The first edition cover of the book
|
|
Author | Tanya Luhrmann |
---|---|
Country | United States |
Language | English |
Subject |
Anthropology of religion Pagan studies |
Publisher | Harvard University Press |
Publication date
|
1989 |
Media type | Print (Hardcover & Paperback) |
Pages | 382 |
Persuasions of the Witches' Craft: Ritual Magic in Contemporary England is a study of several Wiccan and ceremonial magic groups that assembled in southern England during the 1980s. It was written by the American anthropologist Tanya M. Luhrmann (1959–) of the University of California, San Diego, and first published in 1989.
The work would be criticized by later academics working in the field of Pagan studies and western esotericism, who charged it with dealing with those it was studying in a derogatory manner.

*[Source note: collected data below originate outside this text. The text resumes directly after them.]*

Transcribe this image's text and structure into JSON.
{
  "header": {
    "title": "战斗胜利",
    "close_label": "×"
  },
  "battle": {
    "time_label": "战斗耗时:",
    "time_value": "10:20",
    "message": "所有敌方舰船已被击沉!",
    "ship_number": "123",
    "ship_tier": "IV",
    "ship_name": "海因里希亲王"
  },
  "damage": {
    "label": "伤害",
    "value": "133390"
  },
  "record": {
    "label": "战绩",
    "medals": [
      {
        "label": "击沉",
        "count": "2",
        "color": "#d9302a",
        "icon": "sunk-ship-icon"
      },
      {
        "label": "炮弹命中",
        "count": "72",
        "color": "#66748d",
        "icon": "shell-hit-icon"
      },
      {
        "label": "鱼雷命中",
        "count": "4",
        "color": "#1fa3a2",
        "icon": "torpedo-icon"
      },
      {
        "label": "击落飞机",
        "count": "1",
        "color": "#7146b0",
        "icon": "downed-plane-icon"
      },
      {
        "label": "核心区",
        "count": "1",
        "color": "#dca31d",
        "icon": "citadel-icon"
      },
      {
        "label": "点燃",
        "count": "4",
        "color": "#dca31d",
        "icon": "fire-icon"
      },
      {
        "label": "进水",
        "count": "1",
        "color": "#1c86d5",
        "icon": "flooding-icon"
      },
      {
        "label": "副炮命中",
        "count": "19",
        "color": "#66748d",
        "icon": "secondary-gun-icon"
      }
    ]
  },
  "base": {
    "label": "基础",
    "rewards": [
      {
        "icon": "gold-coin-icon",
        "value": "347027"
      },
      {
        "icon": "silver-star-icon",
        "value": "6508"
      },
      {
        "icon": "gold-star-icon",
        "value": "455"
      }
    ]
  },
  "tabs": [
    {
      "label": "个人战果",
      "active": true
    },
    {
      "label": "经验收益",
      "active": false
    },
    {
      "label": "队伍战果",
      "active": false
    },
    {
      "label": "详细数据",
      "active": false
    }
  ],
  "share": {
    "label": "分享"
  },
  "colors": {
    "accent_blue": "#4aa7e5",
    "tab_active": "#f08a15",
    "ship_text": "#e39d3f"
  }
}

Writing in her paper within James R. Lewis' edited Magical Religion and Modern Witchcraft anthology, Siân Reid described Luhrmann's work as "a solid ethnography". Nevertheless, she felt that the study "occasionally rings hollow" because Luhrmann failed to take into account the "subjective motivations for magical practice". In her anthropological study of the U.S. Pagan community, Witching Culture (2004), the American academic Sabina Magliocco noted that her work both built upon and departed from Luhrmann's.